Un chanteur, ou un artiste, peut-il être engagé ? La question n’a plus beaucoup de sens quand on écoute Ma France, celle des Lumières et de Hugo...

Aragon et Ferrat, rencontre sublime de la poésie des mots et des notes qui rend intemporelle la chanson française, quand elle atteint une telle qualité. Combien de générations ont chanté et chanteront la montagne ou aimer à en perdre la raison ? Mais au-delà de la perte d’un artiste qui avait sa place au banquet des dieux païens qu’étaient Brassens, Brel et Ferré, Jean Ferrat était le symbole d’un artiste engagé : un vrai militant de la liberté.

Combien de meetings et combien de défilés populaires se sont déroulés pendant des années en écoutant, dans des sonos pas terribles, ses textes rebelles. Compagnon de route déclaré du Parti communiste français, il n’hésitera pas à prendre ses distances avec le stalinisme et ses atrocités à travers le bilan ou dans la jungle ou dans le zoo, lui qui avait chanté la révolution russe avec Potemkine.
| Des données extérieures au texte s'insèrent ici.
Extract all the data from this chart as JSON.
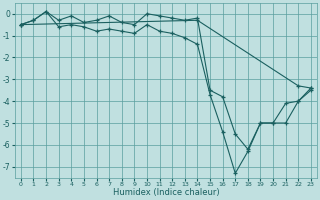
{
  "xlabel": "Humidex (Indice chaleur)",
  "bg_color": "#c0e0e0",
  "grid_color": "#5a9e9e",
  "line_color": "#1a6060",
  "marker": "+",
  "xlim": [
    -0.5,
    23.5
  ],
  "ylim": [
    -7.5,
    0.5
  ],
  "yticks": [
    0,
    -1,
    -2,
    -3,
    -4,
    -5,
    -6,
    -7
  ],
  "xticks": [
    0,
    1,
    2,
    3,
    4,
    5,
    6,
    7,
    8,
    9,
    10,
    11,
    12,
    13,
    14,
    15,
    16,
    17,
    18,
    19,
    20,
    21,
    22,
    23
  ],
  "lines": [
    {
      "x": [
        0,
        1,
        2,
        3,
        4,
        5,
        6,
        7,
        8,
        9,
        10,
        11,
        12,
        13,
        14,
        15,
        16,
        17,
        18,
        19,
        20,
        21,
        22,
        23
      ],
      "y": [
        -0.5,
        -0.3,
        0.1,
        -0.3,
        -0.1,
        -0.4,
        -0.3,
        -0.1,
        -0.4,
        -0.5,
        0.0,
        -0.1,
        -0.2,
        -0.3,
        -0.2,
        -3.5,
        -3.8,
        -5.5,
        -6.2,
        -5.0,
        -5.0,
        -4.1,
        -4.0,
        -3.4
      ]
    },
    {
      "x": [
        0,
        1,
        2,
        3,
        4,
        5,
        6,
        7,
        8,
        9,
        10,
        11,
        12,
        13,
        14,
        15,
        16,
        17,
        18,
        19,
        20,
        21,
        22,
        23
      ],
      "y": [
        -0.5,
        -0.3,
        0.1,
        -0.6,
        -0.5,
        -0.6,
        -0.8,
        -0.7,
        -0.8,
        -0.9,
        -0.5,
        -0.8,
        -0.9,
        -1.1,
        -1.4,
        -3.7,
        -5.4,
        -7.3,
        -6.3,
        -5.0,
        -5.0,
        -5.0,
        -4.0,
        -3.5
      ]
    },
    {
      "x": [
        0,
        14,
        22,
        23
      ],
      "y": [
        -0.5,
        -0.3,
        -3.3,
        -3.4
      ]
    }
  ]
}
Qui a chanté mieux que lui la commune, et comment ne pas se sentir ému en écoutant camarade ? Les petites gens de ma môme sortent de l’anonymat sous le verbe chaleureux de l’artiste. La femme éternelle se libère au son de la lyre du poète, et devient l’avenir de l’homme. Il y a une littérature populaire, il y a aussi une chanson populaire que l’on n’ose pas appeler chanson de variétés, ou alors il faudrait écrire qu’Aragon était un poète de variétés...

Mais ne fallait-il pas le courage et le talent d’un Jean Ferrat pour oser chanter, envers et contre tous, la chanson des déportés nuit et brouillard, et résister à des années de censure.

Les hommes libres viennent d’enterrer un des leurs.